Without reading the book, many economists might be tempted to scold the
authors for arrogantly chastising decision-makers who have the incentive to
know how to measure productivity.
However, the authors take the necessary care to examine meticulously the
game and their own analytical methods, which ultimately leaves little doubt
that there is some truth to their argument.
In fact it is the authors that end the book with a lecture for
economists.
“Like many of our
stories, the importance of scoring is yet one more myth in sport. Telling this story, though, reveals another
myth. And this one is all about economics.
People in the NBA do not appear to process information as efficiently as
some economists might suspect. Consequently, a treasured belief held by some is
inconsistent with the data.”
This
is just one example of what economists can learn from applying their methods to
new areas. The lesson applies to
economics as a whole, not just sports economists. This ought to encourage economists to study
interesting questions that seem too trivial to examine at first glance.
As a whole, the book works.
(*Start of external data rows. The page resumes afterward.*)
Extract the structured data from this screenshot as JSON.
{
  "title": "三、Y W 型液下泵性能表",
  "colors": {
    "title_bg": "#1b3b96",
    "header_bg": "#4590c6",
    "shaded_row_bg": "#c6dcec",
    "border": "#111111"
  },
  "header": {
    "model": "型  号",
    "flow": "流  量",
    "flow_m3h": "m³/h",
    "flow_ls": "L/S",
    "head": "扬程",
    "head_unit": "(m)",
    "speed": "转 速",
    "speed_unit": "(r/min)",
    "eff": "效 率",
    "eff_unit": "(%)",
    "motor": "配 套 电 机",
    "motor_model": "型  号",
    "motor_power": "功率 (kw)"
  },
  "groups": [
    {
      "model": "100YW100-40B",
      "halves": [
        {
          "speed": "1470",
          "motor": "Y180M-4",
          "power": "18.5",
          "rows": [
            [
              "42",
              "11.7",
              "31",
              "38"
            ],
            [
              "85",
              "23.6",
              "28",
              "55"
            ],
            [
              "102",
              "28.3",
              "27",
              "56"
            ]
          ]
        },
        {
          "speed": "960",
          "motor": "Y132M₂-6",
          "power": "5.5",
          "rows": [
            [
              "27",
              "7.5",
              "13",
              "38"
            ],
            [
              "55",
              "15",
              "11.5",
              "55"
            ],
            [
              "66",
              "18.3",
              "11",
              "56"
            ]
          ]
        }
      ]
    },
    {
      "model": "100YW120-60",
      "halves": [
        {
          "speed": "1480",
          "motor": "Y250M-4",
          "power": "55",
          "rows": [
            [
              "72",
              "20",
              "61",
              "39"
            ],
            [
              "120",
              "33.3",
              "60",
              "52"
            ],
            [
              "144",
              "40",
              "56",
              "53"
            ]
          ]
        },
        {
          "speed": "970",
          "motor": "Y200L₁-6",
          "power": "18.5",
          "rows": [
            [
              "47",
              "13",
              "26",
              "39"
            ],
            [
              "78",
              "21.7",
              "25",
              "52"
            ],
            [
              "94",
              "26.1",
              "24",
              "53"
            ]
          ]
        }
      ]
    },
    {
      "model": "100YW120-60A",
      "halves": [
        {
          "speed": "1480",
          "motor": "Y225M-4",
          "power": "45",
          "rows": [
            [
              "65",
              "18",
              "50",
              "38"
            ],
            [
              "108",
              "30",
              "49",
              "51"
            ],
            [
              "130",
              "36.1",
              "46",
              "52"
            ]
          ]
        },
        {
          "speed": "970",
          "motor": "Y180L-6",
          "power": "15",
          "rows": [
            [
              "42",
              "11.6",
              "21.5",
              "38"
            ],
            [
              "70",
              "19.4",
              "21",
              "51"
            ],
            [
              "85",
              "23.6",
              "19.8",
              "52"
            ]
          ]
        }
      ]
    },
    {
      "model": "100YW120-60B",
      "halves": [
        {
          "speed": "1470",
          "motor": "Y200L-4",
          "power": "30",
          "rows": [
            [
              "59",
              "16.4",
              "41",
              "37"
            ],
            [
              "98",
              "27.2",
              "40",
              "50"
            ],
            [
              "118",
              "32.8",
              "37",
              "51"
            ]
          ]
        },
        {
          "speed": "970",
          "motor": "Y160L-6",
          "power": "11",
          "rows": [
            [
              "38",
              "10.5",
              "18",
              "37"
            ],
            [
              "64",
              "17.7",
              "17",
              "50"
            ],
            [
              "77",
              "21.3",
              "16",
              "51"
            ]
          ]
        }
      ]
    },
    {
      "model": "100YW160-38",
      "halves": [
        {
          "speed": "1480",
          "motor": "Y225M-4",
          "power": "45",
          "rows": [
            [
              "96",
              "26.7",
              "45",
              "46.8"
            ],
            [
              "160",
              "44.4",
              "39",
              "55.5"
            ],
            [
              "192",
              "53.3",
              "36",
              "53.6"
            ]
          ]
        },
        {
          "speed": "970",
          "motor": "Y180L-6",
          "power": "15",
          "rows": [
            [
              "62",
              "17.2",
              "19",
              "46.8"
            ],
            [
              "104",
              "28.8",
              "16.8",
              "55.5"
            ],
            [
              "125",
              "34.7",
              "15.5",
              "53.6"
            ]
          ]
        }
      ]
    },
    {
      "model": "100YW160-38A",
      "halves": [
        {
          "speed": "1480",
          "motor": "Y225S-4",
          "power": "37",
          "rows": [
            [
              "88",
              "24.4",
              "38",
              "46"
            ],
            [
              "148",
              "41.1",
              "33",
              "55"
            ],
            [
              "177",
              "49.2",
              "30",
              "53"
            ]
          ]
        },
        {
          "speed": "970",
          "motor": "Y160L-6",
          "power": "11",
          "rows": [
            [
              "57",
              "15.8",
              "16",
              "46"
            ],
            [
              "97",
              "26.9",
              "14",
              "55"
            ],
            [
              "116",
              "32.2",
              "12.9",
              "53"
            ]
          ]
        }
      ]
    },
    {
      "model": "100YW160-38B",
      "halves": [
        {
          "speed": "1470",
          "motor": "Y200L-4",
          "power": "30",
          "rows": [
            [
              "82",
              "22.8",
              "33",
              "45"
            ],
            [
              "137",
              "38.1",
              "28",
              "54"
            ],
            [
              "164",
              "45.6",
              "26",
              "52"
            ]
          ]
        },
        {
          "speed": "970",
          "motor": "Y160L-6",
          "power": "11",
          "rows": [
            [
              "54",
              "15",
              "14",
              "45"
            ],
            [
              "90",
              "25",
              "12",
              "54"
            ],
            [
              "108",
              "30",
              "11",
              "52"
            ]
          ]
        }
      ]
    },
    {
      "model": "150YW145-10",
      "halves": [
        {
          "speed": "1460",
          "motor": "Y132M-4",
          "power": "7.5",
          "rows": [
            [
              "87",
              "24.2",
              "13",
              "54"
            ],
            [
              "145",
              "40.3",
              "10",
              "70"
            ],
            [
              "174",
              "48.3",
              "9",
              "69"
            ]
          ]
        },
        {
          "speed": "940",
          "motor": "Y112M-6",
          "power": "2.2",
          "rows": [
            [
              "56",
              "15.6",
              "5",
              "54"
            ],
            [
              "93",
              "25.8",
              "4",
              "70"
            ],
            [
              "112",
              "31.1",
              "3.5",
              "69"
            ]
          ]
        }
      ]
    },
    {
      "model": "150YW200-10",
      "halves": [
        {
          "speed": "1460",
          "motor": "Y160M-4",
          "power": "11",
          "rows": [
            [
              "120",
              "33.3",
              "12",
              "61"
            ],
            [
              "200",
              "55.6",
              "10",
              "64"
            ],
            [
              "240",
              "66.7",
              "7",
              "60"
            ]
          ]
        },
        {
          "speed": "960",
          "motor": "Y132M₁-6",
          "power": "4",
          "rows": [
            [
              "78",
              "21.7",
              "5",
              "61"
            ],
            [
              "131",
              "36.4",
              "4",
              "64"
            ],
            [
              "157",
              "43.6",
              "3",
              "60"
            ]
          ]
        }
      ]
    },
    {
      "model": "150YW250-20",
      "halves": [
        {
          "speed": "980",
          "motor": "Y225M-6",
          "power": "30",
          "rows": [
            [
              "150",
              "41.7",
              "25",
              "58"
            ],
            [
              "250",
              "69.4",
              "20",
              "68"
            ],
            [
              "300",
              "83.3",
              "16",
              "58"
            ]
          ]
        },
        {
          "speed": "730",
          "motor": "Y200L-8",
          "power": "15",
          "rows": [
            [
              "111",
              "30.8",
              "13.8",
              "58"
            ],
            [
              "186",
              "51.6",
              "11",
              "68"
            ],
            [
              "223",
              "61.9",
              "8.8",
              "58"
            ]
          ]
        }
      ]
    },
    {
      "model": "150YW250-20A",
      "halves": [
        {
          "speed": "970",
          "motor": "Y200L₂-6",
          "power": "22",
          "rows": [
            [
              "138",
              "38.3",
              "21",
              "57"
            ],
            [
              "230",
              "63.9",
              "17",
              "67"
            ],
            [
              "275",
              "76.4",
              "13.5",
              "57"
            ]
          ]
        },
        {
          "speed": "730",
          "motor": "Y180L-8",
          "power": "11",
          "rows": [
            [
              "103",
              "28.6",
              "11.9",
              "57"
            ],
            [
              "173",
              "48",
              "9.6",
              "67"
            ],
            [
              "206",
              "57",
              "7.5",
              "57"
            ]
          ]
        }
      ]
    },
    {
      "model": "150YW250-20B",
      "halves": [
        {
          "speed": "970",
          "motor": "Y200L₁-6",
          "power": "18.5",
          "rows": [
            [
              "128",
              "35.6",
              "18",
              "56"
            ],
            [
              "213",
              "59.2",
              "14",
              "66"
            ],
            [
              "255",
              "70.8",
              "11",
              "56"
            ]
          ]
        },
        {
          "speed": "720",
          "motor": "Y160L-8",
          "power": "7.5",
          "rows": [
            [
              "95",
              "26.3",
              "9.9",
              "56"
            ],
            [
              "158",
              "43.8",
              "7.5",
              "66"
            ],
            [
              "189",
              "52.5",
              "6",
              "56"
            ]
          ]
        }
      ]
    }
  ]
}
Writing a book for a general audience that
involves mathematics, statistics, and a discussion of academic literature is a
difficult task. Additionally, making an academic contribution further
complicates the writing, but Berri, Schmidt, and
Brook succeed. Statistics are explained
at a low level, and the authors use rhetorical tools well—such as employing
real world examples from extremes to make a point and reducing ideas to absurdity
in a humorous manner. The frequent use
of graphs and charts aids the understanding of the material. The sources are well-documented in the
endnotes and bibliography, and the empirical methods are clear. It would make
an excellent supplementary text for sports economics or sport management
courses. While these courses can often
be dry, The Wages of Wins has a way
of reminding the reader that the subject of analysis is sports, which is always
interesting.
I do have a few minor criticisms. Some of the
acknowledgements to previous work is excessive, and could have been delegated
to the endnotes. Also, some of the
personal anecdotes meant to humanize the authors by discussing friends and team
allegiances do not work well in a co-authored book.
Ultimately, the authors should be commended for bringing
their research to a wider audience, something which academics have done too
little of in the past. However, with the
recent success of Freakonomics-type
books by college professors, this trend seems to be changing. Yes, academics do need to have some
discussions with each other, but professors should feel the need to share their
knowledge with the rest of the world.